Haemodynamic monitoring and liver function evaluation by pulsion cold system Z-201 (PCS) during orthotopic liver transplantation

Susana Díaz, José Pérez-Peña, Javier Sanz, Luis Olmedilla, Ignacio Garutti, José M Barrio
Clinical Transplantation 2003, 17 (1): 47-55
Pulsion cold system (PCS, COLD) is a haemodynamic monitoring system that allows measurement of cardiac output (CO), partial blood volumes, lung water, and liver function. The aim of the study was to evaluate this monitoring system during human orthotopic liver transplantation (OLT) for the following: (a) to determine agreement between CO measurements via pulmonary artery thermodilution (CO TDpa), and aortic transpulmonary thermodilution (CO TDa); (b) to compare the preload dates obtained with the COLD with central venous pressure (CVP) and pulmonary capillary wedge (PCWP); and (c) to assess the use of the plasma disappearance rate (PDR) of indocyanine green (ICG) as a measure of graft function. Fifteen consecutive patients undergoing OLT were studied.
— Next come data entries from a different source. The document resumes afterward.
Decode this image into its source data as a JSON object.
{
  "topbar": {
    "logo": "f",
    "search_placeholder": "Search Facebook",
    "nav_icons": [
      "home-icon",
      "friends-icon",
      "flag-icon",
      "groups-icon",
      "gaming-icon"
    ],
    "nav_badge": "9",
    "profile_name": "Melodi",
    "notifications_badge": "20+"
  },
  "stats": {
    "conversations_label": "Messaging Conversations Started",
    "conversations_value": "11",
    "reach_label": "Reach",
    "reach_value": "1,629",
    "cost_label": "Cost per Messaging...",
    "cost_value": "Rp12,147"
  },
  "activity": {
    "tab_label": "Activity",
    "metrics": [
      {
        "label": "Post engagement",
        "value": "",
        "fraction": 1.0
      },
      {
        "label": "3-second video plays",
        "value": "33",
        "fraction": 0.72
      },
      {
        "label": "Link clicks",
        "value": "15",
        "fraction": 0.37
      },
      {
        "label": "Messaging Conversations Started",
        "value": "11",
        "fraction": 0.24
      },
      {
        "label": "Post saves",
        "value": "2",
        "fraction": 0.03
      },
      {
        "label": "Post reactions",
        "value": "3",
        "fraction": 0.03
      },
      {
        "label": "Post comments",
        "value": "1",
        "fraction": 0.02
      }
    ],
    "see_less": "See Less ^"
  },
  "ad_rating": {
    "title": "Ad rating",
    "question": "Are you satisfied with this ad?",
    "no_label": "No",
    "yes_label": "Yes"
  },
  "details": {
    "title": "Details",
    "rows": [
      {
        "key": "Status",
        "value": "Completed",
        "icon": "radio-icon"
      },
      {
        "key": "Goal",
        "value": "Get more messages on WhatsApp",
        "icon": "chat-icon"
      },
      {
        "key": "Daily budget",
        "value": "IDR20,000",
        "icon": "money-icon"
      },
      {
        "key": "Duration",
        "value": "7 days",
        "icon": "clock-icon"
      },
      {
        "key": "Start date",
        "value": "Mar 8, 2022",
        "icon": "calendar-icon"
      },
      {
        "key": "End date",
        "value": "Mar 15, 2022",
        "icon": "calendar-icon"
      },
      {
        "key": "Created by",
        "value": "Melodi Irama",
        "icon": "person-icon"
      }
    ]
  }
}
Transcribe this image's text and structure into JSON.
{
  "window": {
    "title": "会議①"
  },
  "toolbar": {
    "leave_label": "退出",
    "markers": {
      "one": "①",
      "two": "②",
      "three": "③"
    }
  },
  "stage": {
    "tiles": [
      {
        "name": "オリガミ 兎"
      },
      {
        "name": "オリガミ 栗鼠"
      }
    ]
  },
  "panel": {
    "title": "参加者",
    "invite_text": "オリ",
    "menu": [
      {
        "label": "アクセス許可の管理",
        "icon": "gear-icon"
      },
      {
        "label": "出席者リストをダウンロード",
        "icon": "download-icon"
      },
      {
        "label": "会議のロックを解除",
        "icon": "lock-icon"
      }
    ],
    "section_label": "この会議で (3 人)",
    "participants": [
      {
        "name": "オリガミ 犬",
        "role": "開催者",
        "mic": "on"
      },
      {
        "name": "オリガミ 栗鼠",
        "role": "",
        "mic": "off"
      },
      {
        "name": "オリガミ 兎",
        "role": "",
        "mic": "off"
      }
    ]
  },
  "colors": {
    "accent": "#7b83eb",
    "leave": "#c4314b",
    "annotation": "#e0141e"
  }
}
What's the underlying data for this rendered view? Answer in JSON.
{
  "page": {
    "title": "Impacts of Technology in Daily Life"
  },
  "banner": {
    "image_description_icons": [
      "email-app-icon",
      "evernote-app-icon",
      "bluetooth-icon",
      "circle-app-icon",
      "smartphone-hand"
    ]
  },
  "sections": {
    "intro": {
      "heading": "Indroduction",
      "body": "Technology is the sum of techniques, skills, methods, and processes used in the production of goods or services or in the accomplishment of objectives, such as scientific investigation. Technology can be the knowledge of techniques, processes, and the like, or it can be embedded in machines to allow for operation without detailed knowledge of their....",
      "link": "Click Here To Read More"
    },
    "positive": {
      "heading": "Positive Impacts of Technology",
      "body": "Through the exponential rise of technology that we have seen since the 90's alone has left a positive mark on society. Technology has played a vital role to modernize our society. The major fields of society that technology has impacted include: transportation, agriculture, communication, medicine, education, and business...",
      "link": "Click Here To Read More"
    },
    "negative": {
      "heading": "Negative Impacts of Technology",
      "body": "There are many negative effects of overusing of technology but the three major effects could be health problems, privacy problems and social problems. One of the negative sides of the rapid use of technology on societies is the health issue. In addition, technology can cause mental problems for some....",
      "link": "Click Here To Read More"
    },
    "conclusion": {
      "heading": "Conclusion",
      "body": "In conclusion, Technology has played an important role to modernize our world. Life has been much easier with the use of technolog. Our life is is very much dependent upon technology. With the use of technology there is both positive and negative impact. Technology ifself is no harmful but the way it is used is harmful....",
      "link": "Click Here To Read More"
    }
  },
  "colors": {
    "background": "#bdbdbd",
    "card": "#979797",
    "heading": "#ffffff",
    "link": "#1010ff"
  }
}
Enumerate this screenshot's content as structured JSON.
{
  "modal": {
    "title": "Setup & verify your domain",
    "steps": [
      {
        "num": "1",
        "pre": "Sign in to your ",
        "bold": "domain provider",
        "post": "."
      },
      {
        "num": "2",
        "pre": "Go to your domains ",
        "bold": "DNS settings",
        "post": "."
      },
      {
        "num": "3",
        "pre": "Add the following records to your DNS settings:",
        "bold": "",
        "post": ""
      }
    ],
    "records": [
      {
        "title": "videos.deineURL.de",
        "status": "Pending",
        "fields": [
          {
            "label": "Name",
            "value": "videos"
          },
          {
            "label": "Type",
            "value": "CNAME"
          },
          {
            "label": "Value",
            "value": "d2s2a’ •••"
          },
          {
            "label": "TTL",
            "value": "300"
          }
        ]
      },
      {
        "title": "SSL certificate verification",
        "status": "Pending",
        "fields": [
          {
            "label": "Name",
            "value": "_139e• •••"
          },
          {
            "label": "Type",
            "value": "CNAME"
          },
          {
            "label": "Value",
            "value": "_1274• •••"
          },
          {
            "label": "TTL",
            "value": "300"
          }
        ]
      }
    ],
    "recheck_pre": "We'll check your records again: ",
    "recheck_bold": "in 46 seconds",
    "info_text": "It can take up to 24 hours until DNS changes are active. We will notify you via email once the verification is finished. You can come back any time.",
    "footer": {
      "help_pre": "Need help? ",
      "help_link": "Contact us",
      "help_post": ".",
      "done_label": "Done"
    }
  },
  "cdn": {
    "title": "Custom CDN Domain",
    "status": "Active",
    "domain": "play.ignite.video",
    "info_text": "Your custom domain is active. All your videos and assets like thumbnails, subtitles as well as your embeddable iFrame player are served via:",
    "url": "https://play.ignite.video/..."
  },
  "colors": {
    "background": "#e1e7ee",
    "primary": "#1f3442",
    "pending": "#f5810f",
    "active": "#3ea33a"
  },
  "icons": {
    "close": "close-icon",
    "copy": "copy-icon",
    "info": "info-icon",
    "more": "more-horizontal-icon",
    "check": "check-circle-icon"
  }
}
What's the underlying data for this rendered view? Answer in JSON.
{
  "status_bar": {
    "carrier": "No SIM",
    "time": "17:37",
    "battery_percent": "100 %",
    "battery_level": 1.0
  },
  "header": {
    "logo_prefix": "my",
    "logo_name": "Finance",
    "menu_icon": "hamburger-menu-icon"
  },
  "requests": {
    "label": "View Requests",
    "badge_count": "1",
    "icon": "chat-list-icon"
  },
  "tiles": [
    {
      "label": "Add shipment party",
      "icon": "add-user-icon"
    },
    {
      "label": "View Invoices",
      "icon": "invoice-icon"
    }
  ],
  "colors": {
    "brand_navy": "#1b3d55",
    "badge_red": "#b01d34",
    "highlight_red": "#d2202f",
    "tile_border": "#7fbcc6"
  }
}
Each patient received a pulmonary artery catheter and a 5F aortic catheter with an integrated thermistor. The thermistor of the aortic catheter were connected to one computer system (COLD-Z201, Pulsion Medical Systems, Munich, Germany). Haemodynamic data were registered an all the phases of OLT. PDR was measured during surgery in 12 patients. Correlations between PDR and the other markers of graft function (transaminases, protrombine time, and bile production) were sought. The correlation coefficient between CO TDa (COLD) and CO TDpa was r = 0.766 (p < 0.001), and an additional analysis according to Bland-Altman was also performed. There was a better correlation between the cardiac index (determined by two monitoring systems) and the volume measurements than the correlation observed with pressure preload parameters. The best correlations were found between the cardiac index in the femoral artery and intrathoracic blood volume index (ITBVI) and pulmonary blood volume index (PBVI) (r = 0.79 and r = 0.72, respectively; p < 0.01). PDR measured in the group patients with bad early graft function were lower (13.6 +/- 2.7) than those in the group with a good graft function (21.6 +/- 9) (p < 0.05). The degree of discrepancy between femoral and pulmonary thermodilution cardiac output measures is very wide during OLT so as to make the techniques using the COLD machine clinically useless. On the other hand, the volumes measured by COLD, specially ITBVI and PBVI, are more useful to asses the pre-load than pressure measurements. In OLT, the PDR measured within the first few hours after liver reperfusion may become a useful tool for early diagnosis of primary graft dysfunction (PDF).